2010 Annual Report
1a.Objectives (from AD-416)
The objective of this cooperative research project is to establish a farm-based research site where the effects of land management on nutrient loss to surface water and develop Best Management Practices that minimize or decrease watershed export of nitrogen (N) and phosphorus (P). This project will also establish a research infrastructure between the 1890 University of Maryland-Eastern Shore (UMES), Princess Anne, MD and USDA-ARS, Pasture Systems and Watershed Management Research Unit, University Park, PA, where undergraduate, graduate, and postgraduate students can gain first-hand experience in nutrient management and water quality research. The experimental site is a farm recently acquired by UMES, in partnership with the Manokin River Watershed Project with soils and topography representative of a large portion of the Delmarva Peninsula. Prior to acquisition by UMES, the farm was operated as a poultry farm with its cropped areas receiving large quantities of poultry manure. Consequently, nutrient concentrations, especially P, in the surface soil are excessive and pose a threat to water quality. This threat is exacerbated by the fact that fields are routinely drained by ditches to lower naturally high water tables that restrict field productivity. The ditches provide a rapid conduit for field nutrients to reach impaired surface waters.
1b.Approach (from AD-416)
We will conduct field-scale studies to assess the fate of N and P applied to land as fertilizer and manure, describing chemical and physical interactions that control the transfer of N and P from soil to water and its subsequent transport in surface and subsurface flow from fields and subsequently in drainage ditches in Coastal Plain setting of the Delmarva Peninsula. We will identify key chemical and hydrologic factors controlling N and P loss, so that we can define management practices that minimize nutrient export to the Chesapeake Bay. We will also conduct research to evaluate in-ditch processes controlling when the ditches act as sources or sinks for N and P inputs, and which modify edge-of-field losses before entering the Chesapeake Bay, the ultimate point of impact of these losses. Traditional equipment will be used to collect flow and water samples (flumes, autosamplers, data loggers, piezometers) at selected field and ditch locations. From this research, we will develop land and nutrient management strategies, including models and decision support systems, which will provide viable and reliable solutions to decrease the impact of land-applied N and P on soil and water resources of the Peninsula. The research will enable best management practices to be targeted to critical areas for the most efficient and effective control of nutrient loss, thereby minimizing impacts on receiving waters.

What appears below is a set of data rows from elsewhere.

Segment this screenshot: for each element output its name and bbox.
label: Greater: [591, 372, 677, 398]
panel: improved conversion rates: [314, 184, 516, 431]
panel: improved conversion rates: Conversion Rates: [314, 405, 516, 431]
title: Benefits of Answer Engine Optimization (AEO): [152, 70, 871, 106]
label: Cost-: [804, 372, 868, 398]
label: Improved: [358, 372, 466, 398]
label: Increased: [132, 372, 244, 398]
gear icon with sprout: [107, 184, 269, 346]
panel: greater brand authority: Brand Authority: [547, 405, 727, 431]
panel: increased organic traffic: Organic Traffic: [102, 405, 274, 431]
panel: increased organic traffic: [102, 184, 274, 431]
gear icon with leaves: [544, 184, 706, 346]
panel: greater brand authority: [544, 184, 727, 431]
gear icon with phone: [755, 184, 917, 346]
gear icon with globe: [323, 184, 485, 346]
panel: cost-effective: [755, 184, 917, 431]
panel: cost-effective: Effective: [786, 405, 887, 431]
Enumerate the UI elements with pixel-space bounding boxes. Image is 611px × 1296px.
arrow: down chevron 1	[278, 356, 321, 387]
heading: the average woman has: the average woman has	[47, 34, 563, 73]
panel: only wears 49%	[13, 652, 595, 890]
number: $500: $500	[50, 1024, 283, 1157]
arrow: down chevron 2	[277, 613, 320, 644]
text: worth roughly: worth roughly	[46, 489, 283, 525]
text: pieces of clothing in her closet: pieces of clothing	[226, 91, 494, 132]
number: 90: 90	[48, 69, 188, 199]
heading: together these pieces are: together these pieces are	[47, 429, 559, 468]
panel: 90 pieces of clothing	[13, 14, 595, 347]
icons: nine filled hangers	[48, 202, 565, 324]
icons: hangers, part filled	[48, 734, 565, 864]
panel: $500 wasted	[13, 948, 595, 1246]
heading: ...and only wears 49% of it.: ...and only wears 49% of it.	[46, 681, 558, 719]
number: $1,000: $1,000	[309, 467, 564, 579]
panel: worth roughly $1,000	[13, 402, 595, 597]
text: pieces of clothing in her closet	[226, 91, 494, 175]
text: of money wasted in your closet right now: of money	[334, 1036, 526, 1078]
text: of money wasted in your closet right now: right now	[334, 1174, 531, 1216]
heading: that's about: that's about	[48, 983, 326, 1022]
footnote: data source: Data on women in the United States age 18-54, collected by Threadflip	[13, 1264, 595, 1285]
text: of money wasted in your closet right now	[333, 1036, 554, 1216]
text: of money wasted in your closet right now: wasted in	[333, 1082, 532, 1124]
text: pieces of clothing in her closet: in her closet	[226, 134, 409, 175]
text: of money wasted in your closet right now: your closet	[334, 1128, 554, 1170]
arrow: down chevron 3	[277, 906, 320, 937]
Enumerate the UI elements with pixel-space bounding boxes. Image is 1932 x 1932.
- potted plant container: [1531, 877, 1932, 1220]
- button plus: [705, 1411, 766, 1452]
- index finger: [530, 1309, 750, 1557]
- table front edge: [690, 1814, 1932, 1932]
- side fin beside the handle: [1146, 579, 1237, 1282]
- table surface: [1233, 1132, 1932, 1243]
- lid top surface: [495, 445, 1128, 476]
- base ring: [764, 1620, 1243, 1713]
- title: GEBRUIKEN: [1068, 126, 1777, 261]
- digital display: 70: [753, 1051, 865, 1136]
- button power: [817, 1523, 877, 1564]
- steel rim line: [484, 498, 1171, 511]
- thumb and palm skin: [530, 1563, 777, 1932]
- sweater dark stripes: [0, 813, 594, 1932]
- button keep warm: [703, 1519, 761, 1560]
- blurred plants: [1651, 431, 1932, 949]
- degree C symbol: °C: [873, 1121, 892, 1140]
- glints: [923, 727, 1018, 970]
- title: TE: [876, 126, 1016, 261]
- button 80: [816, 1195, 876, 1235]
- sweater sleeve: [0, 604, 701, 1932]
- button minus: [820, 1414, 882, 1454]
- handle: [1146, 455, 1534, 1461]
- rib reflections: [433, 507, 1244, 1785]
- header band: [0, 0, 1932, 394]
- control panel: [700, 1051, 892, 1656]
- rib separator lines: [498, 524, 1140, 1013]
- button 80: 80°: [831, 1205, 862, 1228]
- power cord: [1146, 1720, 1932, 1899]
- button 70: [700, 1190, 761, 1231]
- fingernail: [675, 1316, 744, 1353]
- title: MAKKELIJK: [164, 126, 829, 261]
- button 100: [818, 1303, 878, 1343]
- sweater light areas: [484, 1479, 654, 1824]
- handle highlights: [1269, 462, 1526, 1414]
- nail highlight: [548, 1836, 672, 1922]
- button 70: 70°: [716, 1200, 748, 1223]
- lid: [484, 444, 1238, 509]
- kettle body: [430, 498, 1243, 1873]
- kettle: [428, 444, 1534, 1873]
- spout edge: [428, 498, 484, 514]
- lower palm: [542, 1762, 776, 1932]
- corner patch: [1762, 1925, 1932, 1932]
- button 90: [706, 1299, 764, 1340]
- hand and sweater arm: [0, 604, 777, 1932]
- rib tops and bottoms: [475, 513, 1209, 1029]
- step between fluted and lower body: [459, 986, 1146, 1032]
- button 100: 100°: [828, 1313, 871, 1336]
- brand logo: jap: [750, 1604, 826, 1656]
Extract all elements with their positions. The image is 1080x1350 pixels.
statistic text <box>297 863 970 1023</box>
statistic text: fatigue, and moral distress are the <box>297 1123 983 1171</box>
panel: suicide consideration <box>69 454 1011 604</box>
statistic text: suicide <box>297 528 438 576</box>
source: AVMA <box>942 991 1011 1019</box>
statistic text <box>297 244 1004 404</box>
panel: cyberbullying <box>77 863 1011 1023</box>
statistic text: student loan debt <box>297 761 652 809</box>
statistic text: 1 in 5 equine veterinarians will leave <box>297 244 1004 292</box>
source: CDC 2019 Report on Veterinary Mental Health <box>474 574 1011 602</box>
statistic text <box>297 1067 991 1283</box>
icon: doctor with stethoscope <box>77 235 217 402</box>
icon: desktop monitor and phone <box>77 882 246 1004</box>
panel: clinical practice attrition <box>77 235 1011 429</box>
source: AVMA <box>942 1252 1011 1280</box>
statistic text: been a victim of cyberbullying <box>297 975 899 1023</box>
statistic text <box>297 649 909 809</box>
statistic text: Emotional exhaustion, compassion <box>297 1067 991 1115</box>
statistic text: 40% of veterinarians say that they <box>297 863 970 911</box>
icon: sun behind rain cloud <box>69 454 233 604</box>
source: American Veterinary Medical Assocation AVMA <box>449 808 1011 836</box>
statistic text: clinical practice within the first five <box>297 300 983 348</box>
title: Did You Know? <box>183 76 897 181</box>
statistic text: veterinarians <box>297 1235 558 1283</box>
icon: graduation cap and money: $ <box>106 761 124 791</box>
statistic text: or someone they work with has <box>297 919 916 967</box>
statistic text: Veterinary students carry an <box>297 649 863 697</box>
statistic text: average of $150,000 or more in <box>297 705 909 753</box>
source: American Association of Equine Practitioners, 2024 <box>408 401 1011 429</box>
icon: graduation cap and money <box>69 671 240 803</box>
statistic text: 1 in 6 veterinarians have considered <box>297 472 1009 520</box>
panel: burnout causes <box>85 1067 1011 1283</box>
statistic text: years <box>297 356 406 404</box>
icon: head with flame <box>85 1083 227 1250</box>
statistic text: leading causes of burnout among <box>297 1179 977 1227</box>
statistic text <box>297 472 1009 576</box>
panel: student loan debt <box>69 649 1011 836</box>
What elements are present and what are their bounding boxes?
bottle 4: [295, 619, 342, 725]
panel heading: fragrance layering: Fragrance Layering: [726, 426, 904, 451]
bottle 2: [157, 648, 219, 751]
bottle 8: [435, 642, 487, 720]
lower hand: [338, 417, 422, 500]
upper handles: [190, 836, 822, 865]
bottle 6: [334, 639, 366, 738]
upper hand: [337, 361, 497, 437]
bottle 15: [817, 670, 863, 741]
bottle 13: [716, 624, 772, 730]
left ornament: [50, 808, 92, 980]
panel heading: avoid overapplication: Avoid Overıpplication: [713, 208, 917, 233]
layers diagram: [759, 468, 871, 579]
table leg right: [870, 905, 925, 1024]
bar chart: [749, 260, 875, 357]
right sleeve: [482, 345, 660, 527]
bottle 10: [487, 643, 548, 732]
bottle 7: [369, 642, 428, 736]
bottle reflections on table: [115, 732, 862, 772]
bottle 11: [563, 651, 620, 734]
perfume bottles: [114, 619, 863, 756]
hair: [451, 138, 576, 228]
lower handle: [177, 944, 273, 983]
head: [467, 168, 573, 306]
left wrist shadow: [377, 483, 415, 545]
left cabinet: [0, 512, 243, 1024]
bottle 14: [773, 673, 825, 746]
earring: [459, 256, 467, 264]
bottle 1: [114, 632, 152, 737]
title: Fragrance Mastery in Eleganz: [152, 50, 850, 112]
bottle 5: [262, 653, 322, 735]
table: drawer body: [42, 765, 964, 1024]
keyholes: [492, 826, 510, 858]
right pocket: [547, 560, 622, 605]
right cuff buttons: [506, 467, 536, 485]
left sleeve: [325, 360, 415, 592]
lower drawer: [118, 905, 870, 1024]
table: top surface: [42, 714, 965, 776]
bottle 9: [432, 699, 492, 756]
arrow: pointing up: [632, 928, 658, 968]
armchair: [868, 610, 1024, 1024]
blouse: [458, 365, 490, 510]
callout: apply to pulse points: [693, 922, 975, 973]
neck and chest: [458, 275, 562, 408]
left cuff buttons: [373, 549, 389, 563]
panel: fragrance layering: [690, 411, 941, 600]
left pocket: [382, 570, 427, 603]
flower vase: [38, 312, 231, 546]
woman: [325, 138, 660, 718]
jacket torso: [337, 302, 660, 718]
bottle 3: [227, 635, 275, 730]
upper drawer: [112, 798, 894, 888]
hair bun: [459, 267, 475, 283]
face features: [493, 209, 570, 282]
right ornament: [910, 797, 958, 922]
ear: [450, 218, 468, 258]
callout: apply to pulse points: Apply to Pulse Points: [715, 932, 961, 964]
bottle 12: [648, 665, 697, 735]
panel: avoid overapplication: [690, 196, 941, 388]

The research contributes to sub-objectives 3.1 (“Quantify processes that control nutrient and sediment interactions in stream channels”), 3.2. (“Selecting chemical amendments to reduce P mobility in terrestrial and aquatic systems”), 3.3 (“Control nutrient export from ditch drained agriculture”). A third year of subsurface litter application trials was completed, continuing to show large improvements in crop yield associated with the novel ARS technology (> 30 bushels/acre). Rainfall simulations on monolith lysimeters collected in FY2009 were summarized, revealing up to 75% reduction in phosphorus loss in runoff with subsurface application over the short-term relative to surface application, but diminished benefits over the long-term. Leaching losses of phosphorus from the lysimeters were actually exacerbated with subsurface application, pointing to the need for modifications to prevent preferential transport of phosphorus to the subsoil. A new permeable reactive filter design was developed and implemented at two locations on the UMES research farm. Preliminary results show a substantial reduction in groundwater phosphorus concentrations following treatment by the filter, at least when concentrations are initially elevated. Rainfall simulations were conducted on packed soil boxes to test the role of different manure and fertilizer sources on urea and bacteria losses from agricultural soils. One manuscript has been developed from the rainfall simulation research. Monitoring of UMES activities involves regular travel to the site, near daily contact with the PI or one of the two on-site technicians, and regular visits by UMES staff to University Park.